Een milttumor is in 40 % van de gevallen goedaardig. In 60 % van de gevallen is een milttumor kwaadaardig.  

Een ernstige spontane bloeding in de buik wordt vaak veroorzaakt door een afwijkende milt. Deze bloeding wordt vaak veroorzaakt door een kwaadaardige milttumor, waarbij een bloedvattumor (haemangiosarcoom) het vaakst voorkomt.  

Voordat een milttumor begint te bloeden, heeft uw hond in de meeste gevallen geen klachten. Wanneer de tumor wel gaat bloeden, kan de bloeddruk snel dalen. Uw hond wordt in dit geval slap, bleek en kan gaan flauwvallen.
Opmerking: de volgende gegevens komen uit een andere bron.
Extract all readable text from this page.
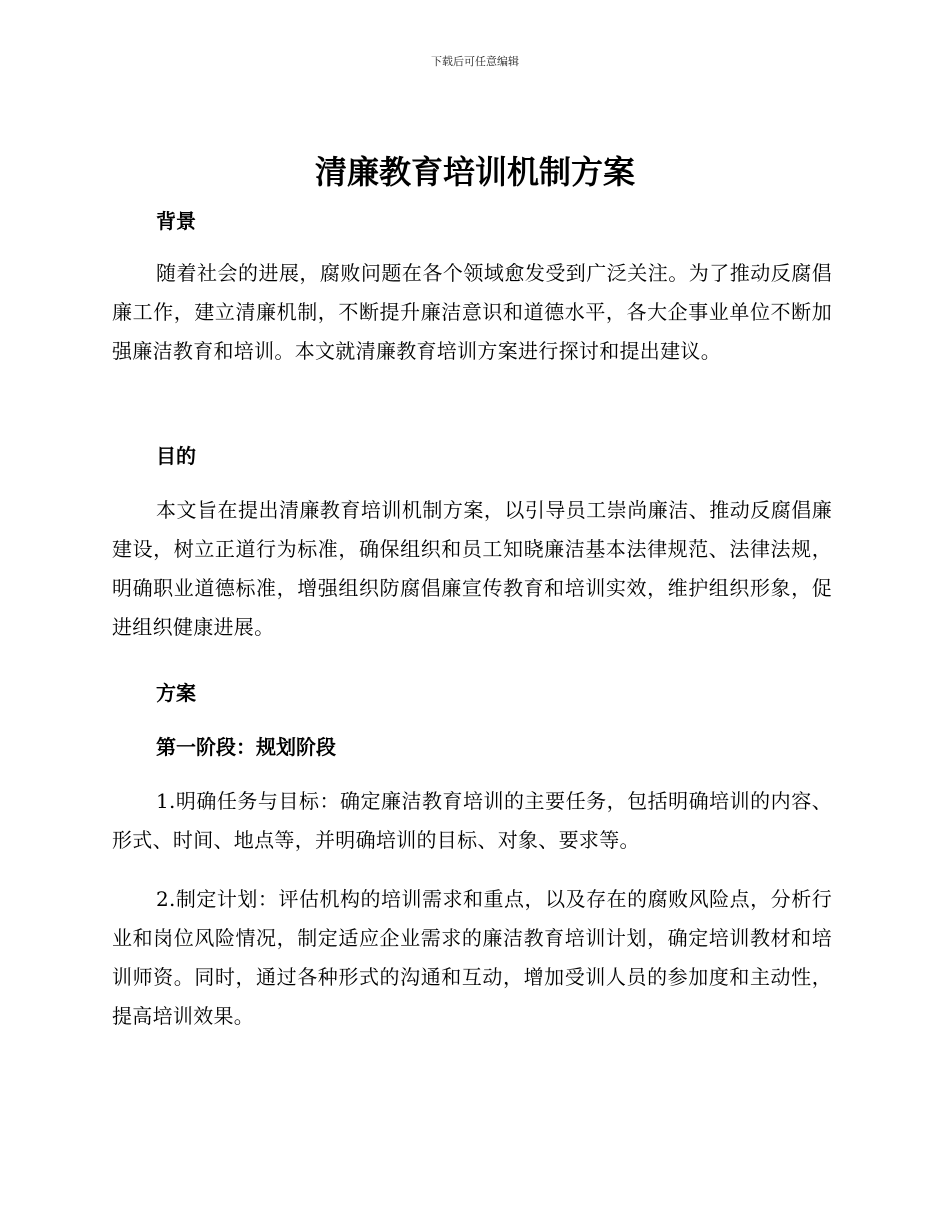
下载后可任意编辑
清廉教育培训机制方案
背景

随着社会的进展，腐败问题在各个领域愈发受到广泛关注。为了推动反腐倡廉工作，建立清廉机制，不断提升廉洁意识和道德水平，各大企事业单位不断加强廉洁教育和培训。本文就清廉教育培训方案进行探讨和提出建议。

目的

本文旨在提出清廉教育培训机制方案，以引导员工崇尚廉洁、推动反腐倡廉建设，树立正道行为标准，确保组织和员工知晓廉洁基本法律规范、法律法规，明确职业道德标准，增强组织防腐倡廉宣传教育和培训实效，维护组织形象，促进组织健康进展。

方案
第一阶段：规划阶段

1.明确任务与目标：确定廉洁教育培训的主要任务，包括明确培训的内容、形式、时间、地点等，并明确培训的目标、对象、要求等。

2.制定计划：评估机构的培训需求和重点，以及存在的腐败风险点，分析行业和岗位风险情况，制定适应企业需求的廉洁教育培训计划，确定培训教材和培训师资。同时，通过各种形式的沟通和互动，增加受训人员的参加度和主动性，提高培训效果。
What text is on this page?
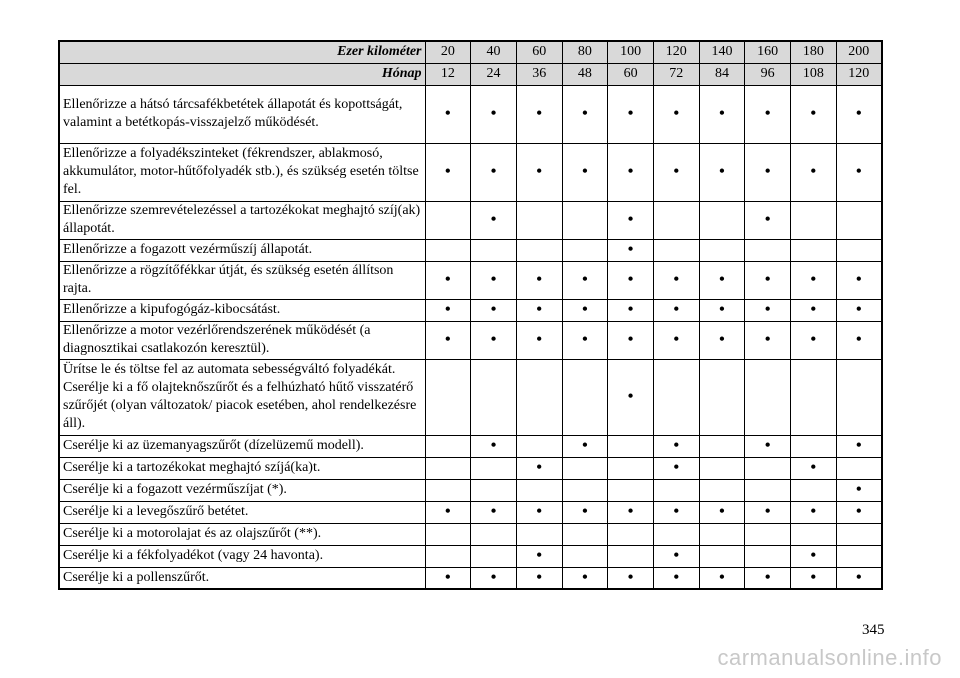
Ezer kilométer	20	40	60	80	100	120	140	160	180	200
Hónap	12	24	36	48	60	72	84	96	108	120
Ellenőrizze a hátsó tárcsafékbetétek állapotát és kopottságát, valamint a betétkopás-visszajelző működését.	•	•	•	•	•	•	•	•	•	•
Ellenőrizze a folyadékszinteket (fékrendszer, ablakmosó, akkumulátor, motor-hűtőfolyadék stb.), és szükség esetén töltse fel.	•	•	•	•	•	•	•	•	•	•
Ellenőrizze szemrevételezéssel a tartozékokat meghajtó szíj(ak) állapotát.		•			•			•		
Ellenőrizze a fogazott vezérműszíj állapotát.					•					
Ellenőrizze a rögzítőfékkar útját, és szükség esetén állítson rajta.	•	•	•	•	•	•	•	•	•	•
Ellenőrizze a kipufogógáz-kibocsátást.	•	•	•	•	•	•	•	•	•	•
Ellenőrizze a motor vezérlőrendszerének működését (a diagnosztikai csatlakozón keresztül).	•	•	•	•	•	•	•	•	•	•
Ürítse le és töltse fel az automata sebességváltó folyadékát. Cserélje ki a fő olajteknőszűrőt és a felhúzható hűtő visszatérő szűrőjét (olyan változatok/ piacok esetében, ahol rendelkezésre áll).					•					
Cserélje ki az üzemanyagszűrőt (dízelüzemű modell).		•		•		•		•		•
Cserélje ki a tartozékokat meghajtó szíjá(ka)t.			•			•			•	
Cserélje ki a fogazott vezérműszíjat (*).										•
Cserélje ki a levegőszűrő betétet.	•	•	•	•	•	•	•	•	•	•
Cserélje ki a motorolajat és az olajszűrőt (**).										
Cserélje ki a fékfolyadékot (vagy 24 havonta).			•			•			•	
Cserélje ki a pollenszűrőt.	•	•	•	•	•	•	•	•	•	•
345
carmanualsonline.info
Sommige honden raken hiervan in paniek.  
Wanneer deze bloeding spontaan stopt, kan uw hond binnen enkele uren tot dagen herstellen. Echter is de kans heel groot dat de tumor binnen enkele dagen opnieuw gaat bloeden.  
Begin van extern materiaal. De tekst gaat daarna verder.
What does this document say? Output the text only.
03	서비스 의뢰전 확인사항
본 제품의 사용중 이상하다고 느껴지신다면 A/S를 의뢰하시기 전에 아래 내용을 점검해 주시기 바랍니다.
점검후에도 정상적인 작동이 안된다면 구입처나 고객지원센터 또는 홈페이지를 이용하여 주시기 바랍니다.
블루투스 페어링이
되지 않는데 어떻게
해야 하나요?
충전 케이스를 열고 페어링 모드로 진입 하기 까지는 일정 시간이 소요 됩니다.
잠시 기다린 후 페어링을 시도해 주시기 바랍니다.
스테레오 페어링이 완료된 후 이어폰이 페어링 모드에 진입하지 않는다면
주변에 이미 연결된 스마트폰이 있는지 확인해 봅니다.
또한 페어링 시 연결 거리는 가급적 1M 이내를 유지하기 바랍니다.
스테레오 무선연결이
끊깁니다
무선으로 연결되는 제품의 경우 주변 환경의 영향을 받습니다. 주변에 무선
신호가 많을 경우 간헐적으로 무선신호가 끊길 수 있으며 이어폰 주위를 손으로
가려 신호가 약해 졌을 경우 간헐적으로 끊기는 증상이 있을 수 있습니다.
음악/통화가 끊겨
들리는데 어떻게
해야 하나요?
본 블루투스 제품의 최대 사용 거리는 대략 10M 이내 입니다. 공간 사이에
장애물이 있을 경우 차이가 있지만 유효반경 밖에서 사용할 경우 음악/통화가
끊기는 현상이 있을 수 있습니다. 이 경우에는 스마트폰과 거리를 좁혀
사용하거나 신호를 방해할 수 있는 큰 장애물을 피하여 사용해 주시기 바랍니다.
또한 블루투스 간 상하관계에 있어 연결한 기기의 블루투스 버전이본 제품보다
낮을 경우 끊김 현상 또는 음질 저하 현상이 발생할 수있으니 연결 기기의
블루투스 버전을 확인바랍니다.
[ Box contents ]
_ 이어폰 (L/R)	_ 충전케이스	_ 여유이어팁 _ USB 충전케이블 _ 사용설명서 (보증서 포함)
Goedaardige milttumoren wat bloeden, geven dezelfde klachten als kwaadaardige tumoren wat bloeden.  

Wanneer uw hond een bloedende milttumor heeft, is er geen tijd om de oorzaak te onderzoeken. In dit geval dient de milt zo snel mogelijk operatief verwijderd te worden.  
Wanneer de milt van uw hond vergroot is, maar (nog) niet bloedt kan er wel de tijd genomen worden om aanvullend onderzoek te doen. Mogelijke oorzaken van een vergrote milt zijn anesthesie, een liggingsverandering van de milt, een milttumor, een hematoom, ouderdomshyperplasie (goedaardige massa), bloedarmoede, een ontsteking, uitzaaiingen van andere tumoren of lymfeklierkanker.  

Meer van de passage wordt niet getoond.